Mubadala Investment Co. (Abu Dhabi), owner of Compania Espanola de Petroleos (Cepsa; Madrid), an energy and chemicals producer, is considering a public listing or sale of a stake in Cepsa, a spokesman for Mubadala has confirmed.
“Mubadala Investment Company can confirm it is working in collaboration with the management of Cepsa to assess a range of strategic options to diversify Cepsa’s shareholder base. Options under consideration will include a potential listing, strategic partnerships and the involvement of other investors. Cepsa has demonstrated excellent performance from its integrated operations,” Mubadala tells CW, adding that Cepsa represents a successful ongoing investment for Mubadala. “We believe it would prove an attractive investment in the market,” Mubadala says.

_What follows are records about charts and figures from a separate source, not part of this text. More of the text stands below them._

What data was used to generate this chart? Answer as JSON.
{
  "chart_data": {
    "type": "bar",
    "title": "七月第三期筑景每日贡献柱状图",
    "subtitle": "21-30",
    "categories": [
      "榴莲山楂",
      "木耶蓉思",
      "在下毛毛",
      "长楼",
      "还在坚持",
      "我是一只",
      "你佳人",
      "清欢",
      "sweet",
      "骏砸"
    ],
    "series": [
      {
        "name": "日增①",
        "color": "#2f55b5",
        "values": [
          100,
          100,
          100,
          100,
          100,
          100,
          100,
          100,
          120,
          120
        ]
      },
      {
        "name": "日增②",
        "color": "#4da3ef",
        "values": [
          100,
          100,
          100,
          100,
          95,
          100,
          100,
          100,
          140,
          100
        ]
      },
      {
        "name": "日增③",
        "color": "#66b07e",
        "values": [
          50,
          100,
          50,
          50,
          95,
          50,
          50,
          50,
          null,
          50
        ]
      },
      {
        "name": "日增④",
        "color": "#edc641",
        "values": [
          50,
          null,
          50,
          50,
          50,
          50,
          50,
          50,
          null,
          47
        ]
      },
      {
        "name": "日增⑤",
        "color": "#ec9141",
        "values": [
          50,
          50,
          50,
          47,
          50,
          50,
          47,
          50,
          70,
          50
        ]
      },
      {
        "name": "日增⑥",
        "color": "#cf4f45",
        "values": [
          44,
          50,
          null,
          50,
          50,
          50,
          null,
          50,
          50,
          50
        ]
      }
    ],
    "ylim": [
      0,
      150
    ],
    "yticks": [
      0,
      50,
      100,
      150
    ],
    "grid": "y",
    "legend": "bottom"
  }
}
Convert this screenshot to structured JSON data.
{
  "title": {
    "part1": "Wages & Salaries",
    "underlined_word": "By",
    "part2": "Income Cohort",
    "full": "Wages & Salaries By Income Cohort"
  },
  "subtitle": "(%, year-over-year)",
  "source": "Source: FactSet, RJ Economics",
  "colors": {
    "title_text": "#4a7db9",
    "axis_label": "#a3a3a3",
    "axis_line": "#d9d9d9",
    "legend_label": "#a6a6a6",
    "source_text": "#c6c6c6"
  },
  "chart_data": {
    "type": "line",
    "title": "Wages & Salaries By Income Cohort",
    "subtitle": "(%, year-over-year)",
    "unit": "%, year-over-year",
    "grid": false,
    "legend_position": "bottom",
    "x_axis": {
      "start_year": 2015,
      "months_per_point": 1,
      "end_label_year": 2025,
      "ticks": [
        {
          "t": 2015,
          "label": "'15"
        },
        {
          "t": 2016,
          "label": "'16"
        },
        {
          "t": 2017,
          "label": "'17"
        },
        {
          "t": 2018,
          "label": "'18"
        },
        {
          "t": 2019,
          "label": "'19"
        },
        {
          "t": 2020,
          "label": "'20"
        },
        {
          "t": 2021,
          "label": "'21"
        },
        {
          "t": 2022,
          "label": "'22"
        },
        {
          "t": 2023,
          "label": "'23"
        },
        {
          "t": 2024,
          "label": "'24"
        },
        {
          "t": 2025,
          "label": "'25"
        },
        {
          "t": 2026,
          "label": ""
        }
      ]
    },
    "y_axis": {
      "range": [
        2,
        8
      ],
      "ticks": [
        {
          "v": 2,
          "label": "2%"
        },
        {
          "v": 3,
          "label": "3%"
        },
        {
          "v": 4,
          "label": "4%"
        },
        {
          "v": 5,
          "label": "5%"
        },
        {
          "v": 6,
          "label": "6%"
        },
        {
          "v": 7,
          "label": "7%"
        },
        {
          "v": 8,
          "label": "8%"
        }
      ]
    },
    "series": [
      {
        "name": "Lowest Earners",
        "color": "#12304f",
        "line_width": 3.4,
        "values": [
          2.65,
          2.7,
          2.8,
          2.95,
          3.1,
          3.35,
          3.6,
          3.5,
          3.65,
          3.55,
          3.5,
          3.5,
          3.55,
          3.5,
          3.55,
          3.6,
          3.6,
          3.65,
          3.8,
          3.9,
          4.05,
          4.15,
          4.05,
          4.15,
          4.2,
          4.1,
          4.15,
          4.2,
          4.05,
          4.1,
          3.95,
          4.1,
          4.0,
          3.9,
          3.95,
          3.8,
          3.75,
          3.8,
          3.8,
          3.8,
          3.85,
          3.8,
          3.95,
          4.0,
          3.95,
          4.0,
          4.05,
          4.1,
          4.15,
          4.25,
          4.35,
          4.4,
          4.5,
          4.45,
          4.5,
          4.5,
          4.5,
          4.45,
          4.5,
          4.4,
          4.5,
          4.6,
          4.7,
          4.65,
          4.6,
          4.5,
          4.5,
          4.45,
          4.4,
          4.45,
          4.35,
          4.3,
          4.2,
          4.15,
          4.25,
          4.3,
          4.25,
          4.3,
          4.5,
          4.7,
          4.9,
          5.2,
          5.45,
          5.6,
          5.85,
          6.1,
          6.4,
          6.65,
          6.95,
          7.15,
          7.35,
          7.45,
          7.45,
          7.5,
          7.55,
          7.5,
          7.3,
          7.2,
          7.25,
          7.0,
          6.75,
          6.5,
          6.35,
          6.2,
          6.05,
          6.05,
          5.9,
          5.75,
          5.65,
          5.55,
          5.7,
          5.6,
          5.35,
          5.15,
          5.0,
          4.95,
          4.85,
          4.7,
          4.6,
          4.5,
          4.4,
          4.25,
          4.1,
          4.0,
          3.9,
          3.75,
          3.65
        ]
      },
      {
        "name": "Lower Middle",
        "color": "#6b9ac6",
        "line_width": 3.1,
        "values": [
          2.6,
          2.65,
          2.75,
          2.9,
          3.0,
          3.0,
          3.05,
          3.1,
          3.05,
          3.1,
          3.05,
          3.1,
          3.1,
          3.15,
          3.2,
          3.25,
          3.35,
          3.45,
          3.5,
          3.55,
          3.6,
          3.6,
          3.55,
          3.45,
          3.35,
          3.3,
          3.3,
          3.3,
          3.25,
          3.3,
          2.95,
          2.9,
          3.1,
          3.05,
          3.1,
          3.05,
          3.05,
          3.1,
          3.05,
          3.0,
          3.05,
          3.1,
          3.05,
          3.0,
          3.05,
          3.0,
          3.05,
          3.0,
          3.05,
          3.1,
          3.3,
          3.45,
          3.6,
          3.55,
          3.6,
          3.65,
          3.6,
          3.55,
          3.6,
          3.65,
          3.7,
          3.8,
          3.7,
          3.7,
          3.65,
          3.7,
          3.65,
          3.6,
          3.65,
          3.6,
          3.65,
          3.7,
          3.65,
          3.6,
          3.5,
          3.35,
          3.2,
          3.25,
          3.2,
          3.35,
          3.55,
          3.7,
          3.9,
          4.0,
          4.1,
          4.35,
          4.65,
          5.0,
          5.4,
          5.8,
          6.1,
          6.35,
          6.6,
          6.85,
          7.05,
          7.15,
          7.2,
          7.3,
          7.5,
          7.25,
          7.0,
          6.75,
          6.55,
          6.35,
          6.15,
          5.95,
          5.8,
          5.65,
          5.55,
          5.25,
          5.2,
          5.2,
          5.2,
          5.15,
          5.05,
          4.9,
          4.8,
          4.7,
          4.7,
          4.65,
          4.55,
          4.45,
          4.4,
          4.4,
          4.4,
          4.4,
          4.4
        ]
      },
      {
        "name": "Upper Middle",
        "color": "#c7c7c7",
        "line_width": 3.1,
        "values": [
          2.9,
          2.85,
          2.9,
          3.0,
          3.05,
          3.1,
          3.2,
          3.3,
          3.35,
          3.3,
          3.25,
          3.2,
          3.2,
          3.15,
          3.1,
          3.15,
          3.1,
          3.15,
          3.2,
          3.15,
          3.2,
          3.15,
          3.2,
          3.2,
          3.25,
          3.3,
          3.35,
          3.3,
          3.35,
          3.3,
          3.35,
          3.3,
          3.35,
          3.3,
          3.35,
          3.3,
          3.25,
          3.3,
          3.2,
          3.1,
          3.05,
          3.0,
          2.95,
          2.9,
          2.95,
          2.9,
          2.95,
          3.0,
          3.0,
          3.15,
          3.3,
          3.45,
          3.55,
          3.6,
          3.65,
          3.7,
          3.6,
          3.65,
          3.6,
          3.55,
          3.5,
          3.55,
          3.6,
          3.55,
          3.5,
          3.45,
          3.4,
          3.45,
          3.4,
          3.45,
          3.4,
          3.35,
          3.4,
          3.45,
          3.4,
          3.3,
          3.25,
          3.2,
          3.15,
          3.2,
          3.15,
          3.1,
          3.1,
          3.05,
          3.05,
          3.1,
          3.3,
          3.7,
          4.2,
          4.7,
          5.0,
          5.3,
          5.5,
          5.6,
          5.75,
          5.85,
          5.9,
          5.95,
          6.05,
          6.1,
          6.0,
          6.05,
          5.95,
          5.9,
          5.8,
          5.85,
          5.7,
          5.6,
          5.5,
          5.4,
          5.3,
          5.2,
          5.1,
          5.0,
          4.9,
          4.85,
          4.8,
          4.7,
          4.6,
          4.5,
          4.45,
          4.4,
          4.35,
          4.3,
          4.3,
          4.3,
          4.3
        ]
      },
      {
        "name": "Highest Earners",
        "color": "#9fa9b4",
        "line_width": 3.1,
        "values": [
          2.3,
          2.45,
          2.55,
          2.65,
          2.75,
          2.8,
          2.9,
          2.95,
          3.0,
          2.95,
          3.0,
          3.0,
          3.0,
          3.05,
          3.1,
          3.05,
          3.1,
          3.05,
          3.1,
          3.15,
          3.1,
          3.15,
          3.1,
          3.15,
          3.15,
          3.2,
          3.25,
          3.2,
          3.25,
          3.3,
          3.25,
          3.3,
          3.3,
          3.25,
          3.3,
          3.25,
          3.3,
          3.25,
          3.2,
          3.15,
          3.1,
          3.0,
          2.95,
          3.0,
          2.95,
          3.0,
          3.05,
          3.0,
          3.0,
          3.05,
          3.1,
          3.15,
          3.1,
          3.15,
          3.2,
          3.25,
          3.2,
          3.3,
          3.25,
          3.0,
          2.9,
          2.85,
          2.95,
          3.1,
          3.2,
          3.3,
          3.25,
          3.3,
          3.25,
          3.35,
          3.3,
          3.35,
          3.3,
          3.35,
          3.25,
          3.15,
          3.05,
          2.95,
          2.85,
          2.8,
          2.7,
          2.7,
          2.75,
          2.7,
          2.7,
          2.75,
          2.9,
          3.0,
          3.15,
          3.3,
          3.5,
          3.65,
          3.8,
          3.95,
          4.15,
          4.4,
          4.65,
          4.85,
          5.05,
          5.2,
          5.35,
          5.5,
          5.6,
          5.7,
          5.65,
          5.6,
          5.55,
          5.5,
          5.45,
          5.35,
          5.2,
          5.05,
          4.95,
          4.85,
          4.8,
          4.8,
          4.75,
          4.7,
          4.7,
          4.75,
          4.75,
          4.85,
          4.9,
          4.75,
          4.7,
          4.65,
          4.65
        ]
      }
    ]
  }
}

Cepsa’s revenue in 2017 rose 16% to €20.8 billion ($25.6 billion). The company processed 154.7 million bbl of oil and produced 21.4 million tons of oil derivatives. Cepsa’s chemical operations are grouped into three main business lines: linear alkyl benzene (LAB), in which Cepsa is the world leader; phenol/acetone; and solvents. In 2017, Cepsa launched a new business line following the start-up of a plant at Dumai, Indonesia, for the production of alcohol and fatty acids from natural sources, which are used to manufacture personal care products and household cleaning goods.
The company has also developed a project to expand its plant in Brazil, strengthening its position in LAB, and it has signed an agreement with the Abu Dhabi National Oil Co. to study the construction of a new LAB plant at Ruwais, Abu Dhabi.
In 2011, Mubadala’s predecessor, the International Petroleum Investment Co., acquired Total’s 48.83% interest in Cepsa for €3.7 billion, making it a wholly owned subsidiary.